Vows and Conduct for Newly Ordained Monk

Vows and Conduct for Newly Ordained Monk

Date Posted:
January 2006

A newly ordained monk asked Rinpoche for some advice on vows and conduct. Rinpoche replied as follows.

You asked whether there is a time when it is appropriate to wear sleeves, for example, when you go to Europe, to look more normal, or in cool weather. Generally, it is better not to wear sleeves. But if it's unbearably cold, then sometimes wear them. Otherwise, try not to, OK? Otherwise, what happens is, you get habituated to wearing sleeves and wear them most of the time, even when there's no need. Sometimes you see people wearing them even though there's no need. You have to remember, before taking the 36 vows, the getsul vow, there is an intermediate ordination. Before that, you make a request to the abbot, and before that is the upasaka vow. Intermediate ordination involves avoiding the lay marks and signs.

Renouncing the lay marks and signs, which have the motivation of attachment, means not wearing white or black, sleeves, or having long hair. The main aim is to renounce attachment. The Buddha chose to wear red and yellow colors because in the Buddha's time those were considered bad colors. So he chose those in order to tame and subdue the mind, have less delusion on the path to liberation and quickly achieving enlightenment, and to have a happy and generous mind. Therefore, you shouldn't follow other Sangha who are not following the Buddha's example. Anything that fits with the vinaya, the Dharma, and is a good example should be taken. So, if the cold is unbearable, then it’s OK to wear sleeves, but otherwise, try to avoid it.

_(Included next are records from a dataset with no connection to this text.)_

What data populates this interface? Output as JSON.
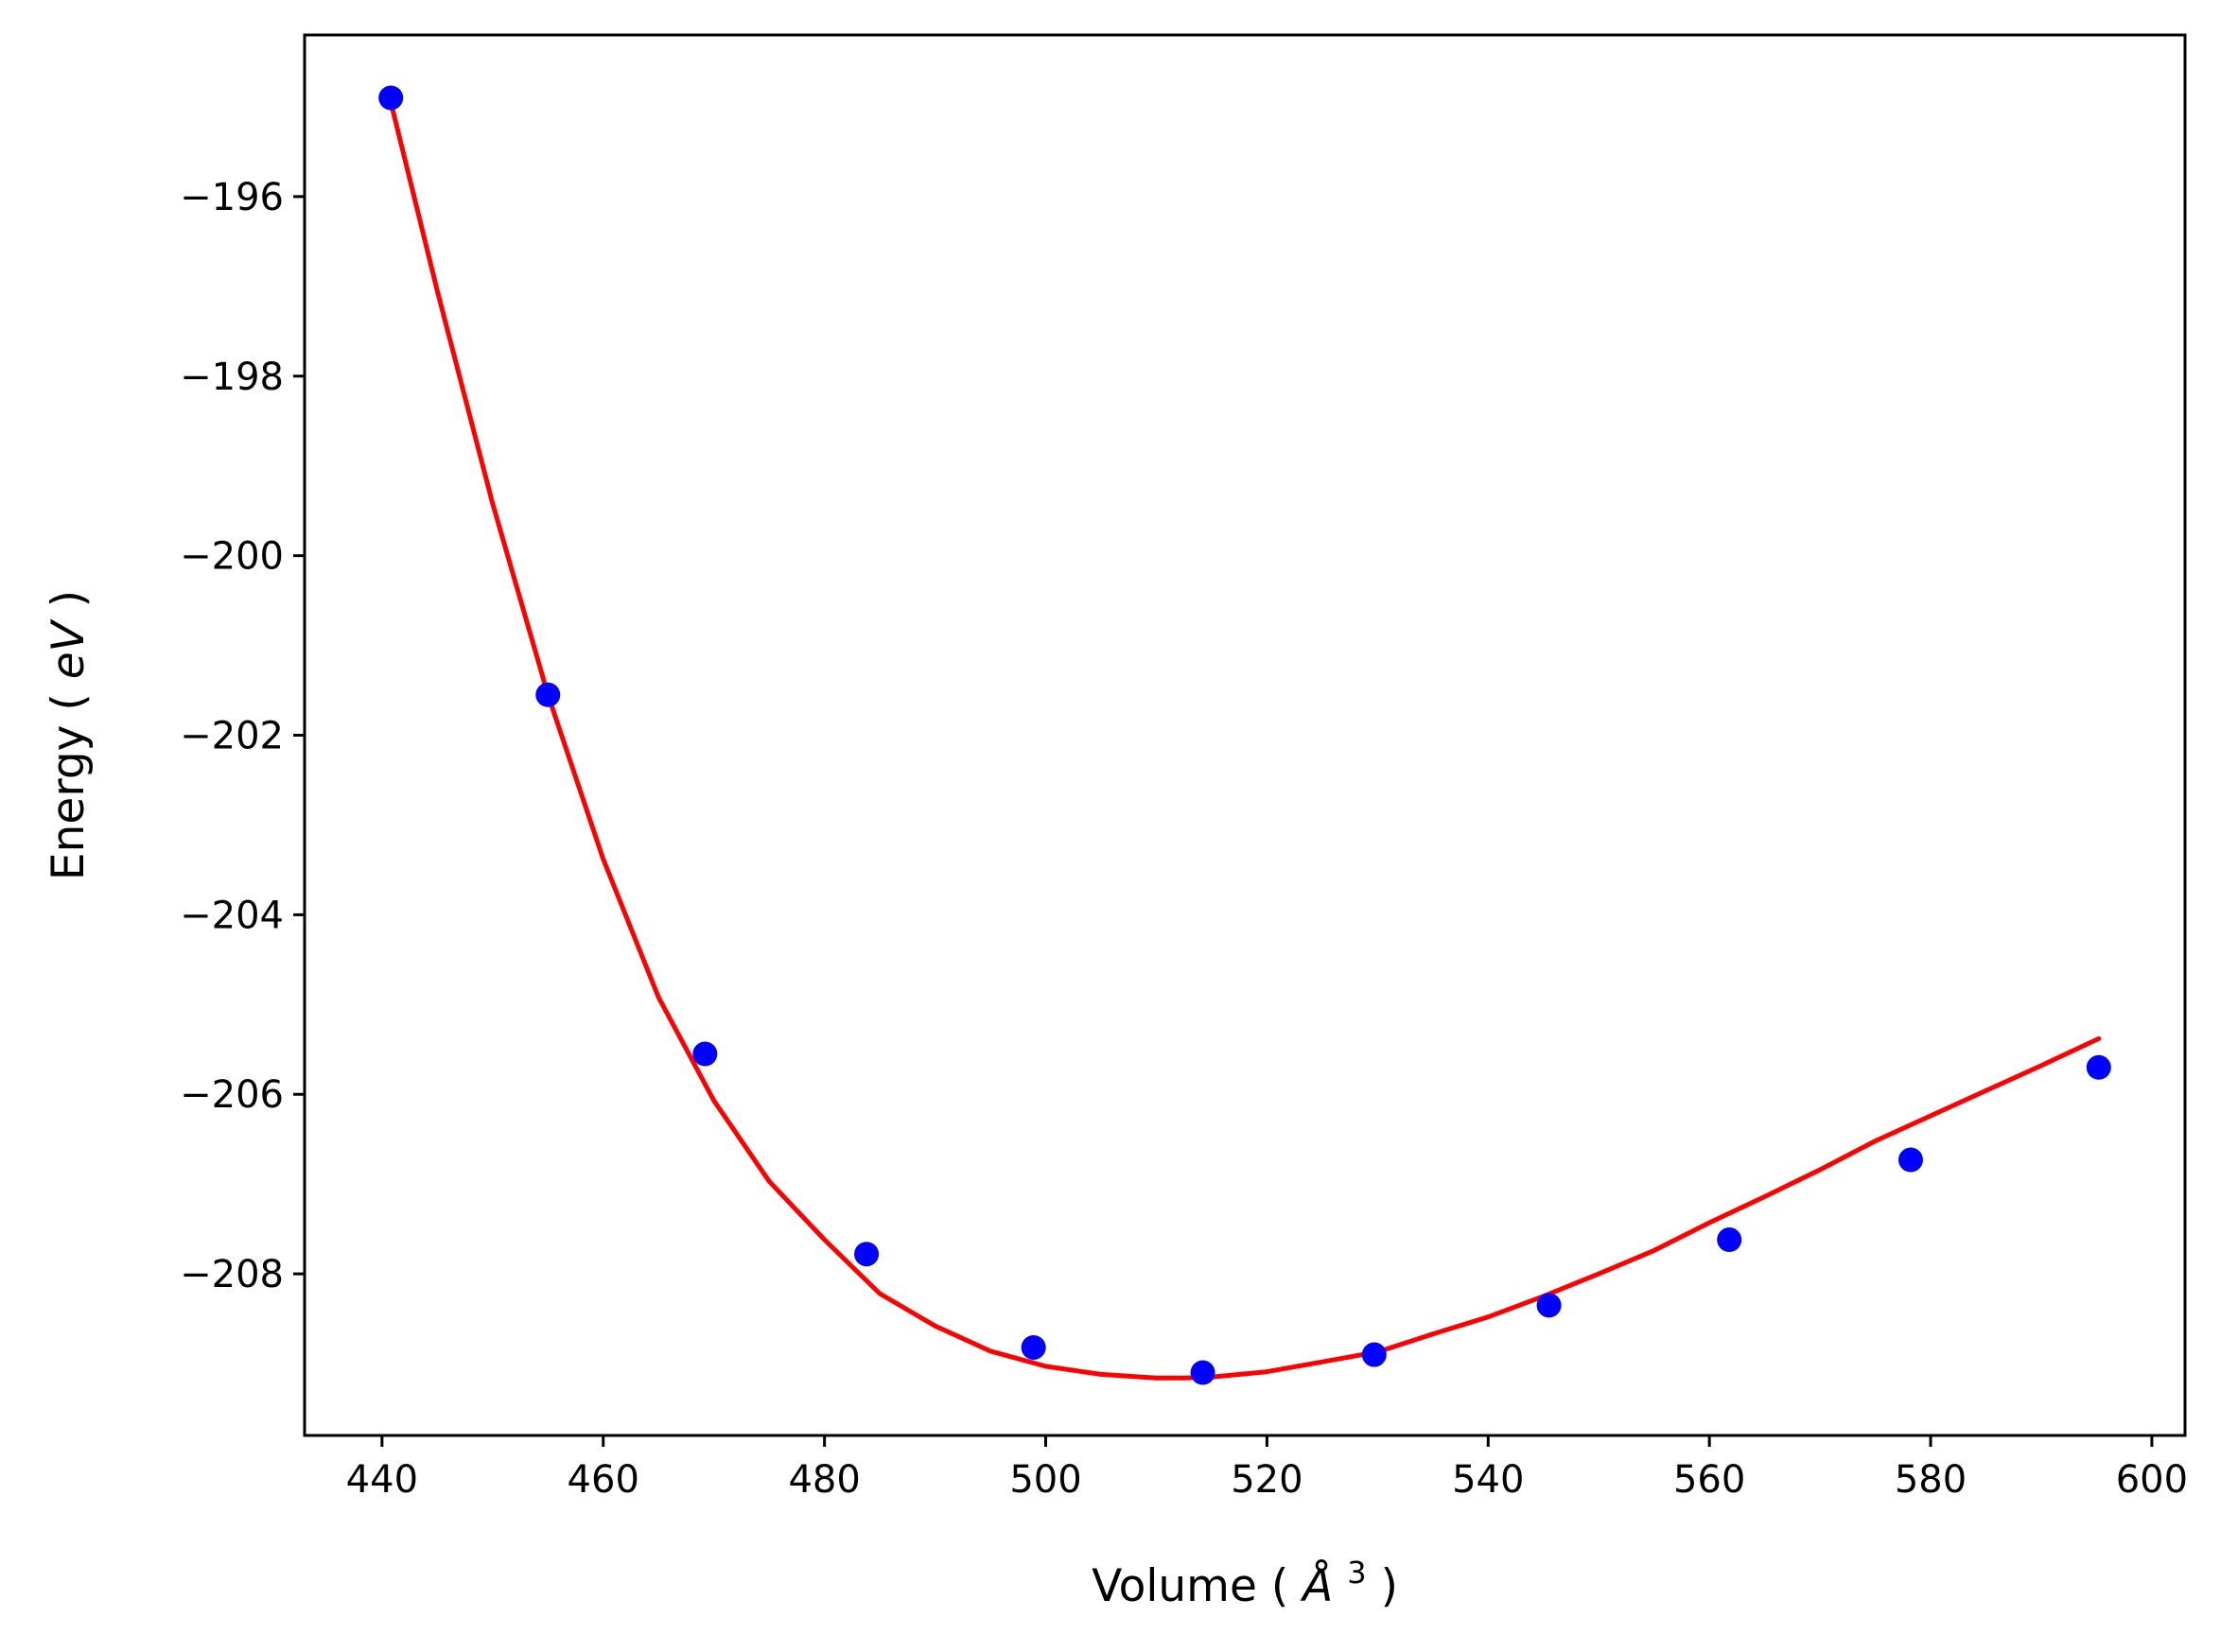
{
  "chart_data": {
    "type": "scatter",
    "title": "",
    "xlabel": "Volume",
    "xlabel_unit": "Å",
    "xlabel_unit_exponent": "3",
    "ylabel": "Energy",
    "ylabel_unit": "eV",
    "xlim": [
      433,
      603
    ],
    "ylim": [
      -209.8,
      -194.2
    ],
    "x_ticks": [
      440,
      460,
      480,
      500,
      520,
      540,
      560,
      580,
      600
    ],
    "x_tick_labels": [
      "440",
      "460",
      "480",
      "500",
      "520",
      "540",
      "560",
      "580",
      "600"
    ],
    "y_ticks": [
      -196,
      -198,
      -200,
      -202,
      -204,
      -206,
      -208
    ],
    "y_tick_labels": [
      "−196",
      "−198",
      "−200",
      "−202",
      "−204",
      "−206",
      "−208"
    ],
    "grid": false,
    "legend": null,
    "series": [
      {
        "kind": "points",
        "color": "#0000ff",
        "x": [
          440.8,
          455.0,
          469.2,
          483.8,
          498.9,
          514.2,
          529.7,
          545.5,
          561.8,
          578.2,
          595.2
        ],
        "y": [
          -194.9,
          -201.55,
          -205.55,
          -207.78,
          -208.82,
          -209.1,
          -208.9,
          -208.35,
          -207.62,
          -206.73,
          -205.7
        ]
      },
      {
        "kind": "fit-curve",
        "color": "#ff0000",
        "x": [
          440.8,
          445,
          450,
          455,
          460,
          465,
          470,
          475,
          480,
          485,
          490,
          495,
          500,
          505,
          510,
          512.5,
          515,
          520,
          525,
          530,
          535,
          540,
          545,
          550,
          555,
          560,
          565,
          570,
          575,
          580,
          585,
          590,
          595.2
        ],
        "y": [
          -194.95,
          -197.05,
          -199.42,
          -201.55,
          -203.38,
          -204.92,
          -206.07,
          -206.97,
          -207.62,
          -208.22,
          -208.58,
          -208.86,
          -209.03,
          -209.12,
          -209.16,
          -209.16,
          -209.15,
          -209.09,
          -208.98,
          -208.87,
          -208.67,
          -208.48,
          -208.25,
          -208.0,
          -207.74,
          -207.43,
          -207.14,
          -206.84,
          -206.52,
          -206.24,
          -205.96,
          -205.68,
          -205.38
        ]
      }
    ]
  }
}
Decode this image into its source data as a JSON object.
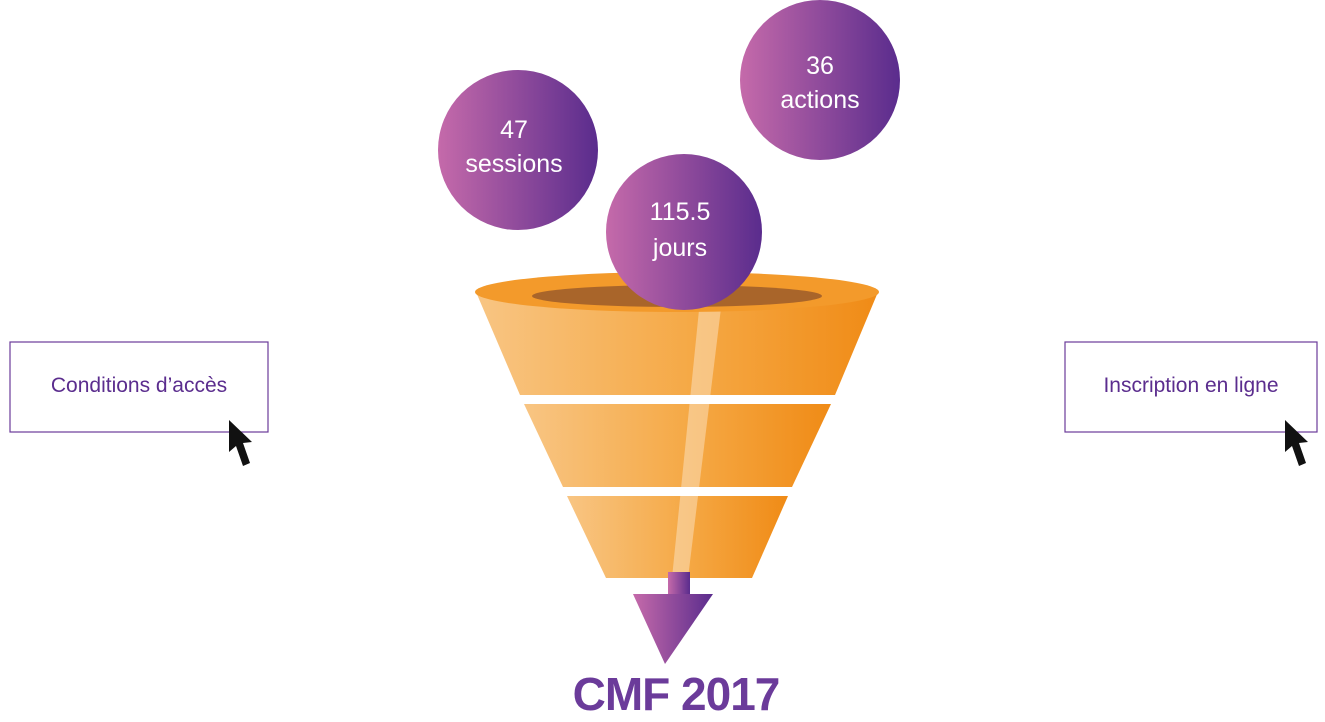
{
  "bubbles": [
    {
      "value": 47,
      "label": "sessions"
    },
    {
      "value": 115.5,
      "label": "jours"
    },
    {
      "value": 36,
      "label": "actions"
    }
  ],
  "buttons": {
    "left": "Conditions d’accès",
    "right": "Inscription en ligne"
  },
  "title": "CMF 2017"
}
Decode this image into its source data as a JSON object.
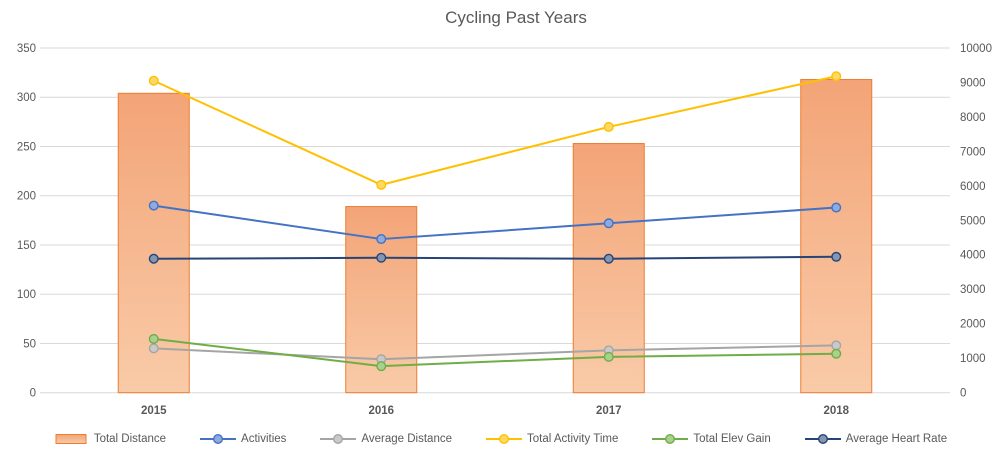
{
  "title": "Cycling Past Years",
  "chart_data": {
    "type": "combo (bar + line, dual axis)",
    "title": "Cycling Past Years",
    "categories": [
      "2015",
      "2016",
      "2017",
      "2018"
    ],
    "left_axis": {
      "min": 0,
      "max": 350,
      "step": 50,
      "ticks": [
        0,
        50,
        100,
        150,
        200,
        250,
        300,
        350
      ]
    },
    "right_axis": {
      "min": 0,
      "max": 10000,
      "step": 1000,
      "ticks": [
        0,
        1000,
        2000,
        3000,
        4000,
        5000,
        6000,
        7000,
        8000,
        9000,
        10000
      ]
    },
    "grid": true,
    "legend_position": "bottom",
    "series": [
      {
        "name": "Total Distance",
        "type": "bar",
        "axis": "left",
        "values": [
          304,
          189,
          253,
          318
        ],
        "color": "#ED7D31",
        "fill_top": "#F3A477",
        "fill_bottom": "#F9CBA8"
      },
      {
        "name": "Activities",
        "type": "line",
        "axis": "left",
        "values": [
          190,
          156,
          172,
          188
        ],
        "color": "#4472C4",
        "marker_fill": "#8FAADC"
      },
      {
        "name": "Average Distance",
        "type": "line",
        "axis": "left",
        "values": [
          45,
          34,
          43,
          48
        ],
        "color": "#A5A5A5",
        "marker_fill": "#C9C9C9"
      },
      {
        "name": "Total Activity Time",
        "type": "line",
        "axis": "right",
        "values": [
          9050,
          6030,
          7710,
          9180
        ],
        "color": "#FFC000",
        "marker_fill": "#FFD966"
      },
      {
        "name": "Total Elev Gain",
        "type": "line",
        "axis": "right",
        "values": [
          1560,
          770,
          1040,
          1130
        ],
        "color": "#70AD47",
        "marker_fill": "#A9D18E"
      },
      {
        "name": "Average Heart Rate",
        "type": "line",
        "axis": "left",
        "values": [
          136,
          137,
          136,
          138
        ],
        "color": "#264478",
        "marker_fill": "#8496B0"
      }
    ],
    "text_color": "#595959",
    "gridline_color": "#D9D9D9"
  }
}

You have to analyze whether living in the vow or not living in the vow is more beneficial. Do what's more beneficial for developing the mind. At first, you have to abandon certain things in order to develop the mind. You have to see what is to be avoided and what is to be practiced. Then, later, when the delusions are gone, then you go back to those things you had to abandon at the beginning. Beneficial doesn't mean beneficial for all time, forever, it means in order to develop your mind. There are the examples of eating meat and drinking alcohol. When one reaches a high level of tantra, with control over the winds and channels, and one has realizations of clear light, then alcohol cannot affect you; alcohol helps you develop the clear light. Meat helps you develop the illusory body; it develops sperm seed, so there's benefit in eating it at that time, like garlic and black foods. It doesn't become dangerous for you. At that time, you will have already practiced tantra, with the realization of guru devotion, seeing the Buddha as the guru, one guru as all buddhas, and one buddha as all gurus, and have a stable renunciation of samsara and attachment. When attachment is gone, totally eliminated, then there is no self-cherishing thought, only cherishing others. Then, there is the realization of emptiness and the realization of the clear light, which is already the mind. We have to achieve enlightenment. Before these later stages, your body/mind doesn't have control, and you have to abstain from the dangers. But your mind will develop and change.

So, to return to your question, you need to take the vows seriously. If you follow the vinaya, you become an inspiration and example to others. You inspire others to practice the vinaya and morality. Without saying anything, if you take your vows seriously, you become a teaching for others. Inspiration comes from that. Otherwise, it can make others degenerate the vinaya. You need to respect the abbot like Lord Buddha. According to the Hinayana, you don't see him as Buddha, but you respect him as Buddha, like a father. The abbot should help and guide you like a son.

Regarding your question about sometimes having to eat after 12:00, if you have taken the eight Mahayana precepts, but you have a job or something, and you can't have lunch before 12:00, there's still benefit in keeping the vow, even if you have to eat after 12:00. After lunch, then don't eat. So, that's still fasting, that's still the vow. In the morning, don't say, “I'll fast after 12.” If you're not sure what time you’ll be able to eat, say “After lunch I won't eat.” Make the vow in that way. Sometimes something happens and you have no choice over whether you can eat before 12:00 or not, for example, if you are traveling. This is not due to laziness or a mistake, but due to circumstances. Try, if you have the freedom, to practice the fasting vow for one year. That doesn't mean after a year you never keep that vow, but at least keep it purely for some time, so in your life there's a certain period where you kept it purely. The general idea is to keep it as much as one can. It helps in monasteries or communities where there is a group doing the vinaya practice. Then, there's a proper lunch but no dinner. Individual people who are hungry can have dinner, but the community doesn’t have it. Sometimes I tell Sangha, if you are settled in one place, then try to fast. It's not just for you, but for other sentient beings, to free them from the cause—delusions and karma—and bring them to enlightenment.